When it comes to student safety and emergencies, parents are encouraged to call the front desk. Some students said they were initially skeptical but now agree that the phone ban has been a net positive.
One junior at Animo Pat Brown, Deily Monterroso, said her grades have improved.
“When we first had the ban, I was bummed. I was like my phone is going to be locked away, now I have to be social. I’m on my phone all the time. But now that we don’t have the phones, I interact with others more,” Monterroso said.
Other students, like senior C.J. Johnson, said while there had been a phone ban at the school, it was relatively easy to still look at his phone during class.
“Most of the time, we would be hiding it, or sometimes I wouldn’t use it at all or just use it at lunch or during passing periods,” he said.
Those days are now gone at this school — and Johnson said it has been an adjustment — but one he’s mostly happy with.
“I think it has been a good thing. Me and my friend group realized we love to talk — so we just love talking and have a lot of gossip and a lot to talk about,” he said.
Johnson said he’s also seen an improvement in his grades since the start of this year.
According to a recent Pew Research Study, 72% of U.S. high school teachers say phones in the classroom are a major problem — and many districts across the country are turning to Graham Dugoni and his company Yondr for help. The Yondr pouches are used at Animo Pat Brown and many other schools in all fifty states. He said the name describes their goal.

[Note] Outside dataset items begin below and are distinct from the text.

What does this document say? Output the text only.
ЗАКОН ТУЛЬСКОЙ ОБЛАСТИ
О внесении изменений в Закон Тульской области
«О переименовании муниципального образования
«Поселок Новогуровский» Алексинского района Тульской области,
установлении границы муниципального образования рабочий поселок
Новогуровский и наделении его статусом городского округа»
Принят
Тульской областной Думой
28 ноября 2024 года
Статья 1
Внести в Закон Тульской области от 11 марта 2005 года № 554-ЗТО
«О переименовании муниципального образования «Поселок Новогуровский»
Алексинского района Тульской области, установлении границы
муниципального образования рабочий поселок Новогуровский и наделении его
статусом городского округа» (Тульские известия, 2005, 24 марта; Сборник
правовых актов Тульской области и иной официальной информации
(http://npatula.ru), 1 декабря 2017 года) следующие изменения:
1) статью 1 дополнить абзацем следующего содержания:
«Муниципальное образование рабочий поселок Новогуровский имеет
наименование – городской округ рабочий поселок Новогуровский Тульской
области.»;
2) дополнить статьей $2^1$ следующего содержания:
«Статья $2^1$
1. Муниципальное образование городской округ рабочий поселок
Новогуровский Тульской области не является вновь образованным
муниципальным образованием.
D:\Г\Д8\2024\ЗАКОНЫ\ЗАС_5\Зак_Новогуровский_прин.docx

“The feeling it evokes, what’s happening over yonder, a sense of adventure I hope,” said Dugoni.
Dugoni still uses a flip phone but said he’s not anti-tech — instead, he wants to encourage a more thoughtful relationship with technology.
“It’s my passion. It’s not just about young people, it’s all people. Old people, young people and everyone is equally affected by technology. Maybe the only difference for digital natives is that they have no other frame of reference,” Dugoni said.
Back at Animo Pat Brown, Principal Reed has a somber warning about his view of phones in schools.
“We are going to look back at cellphones in schools as our smoking on airplanes moment. It’s just insane,” he said.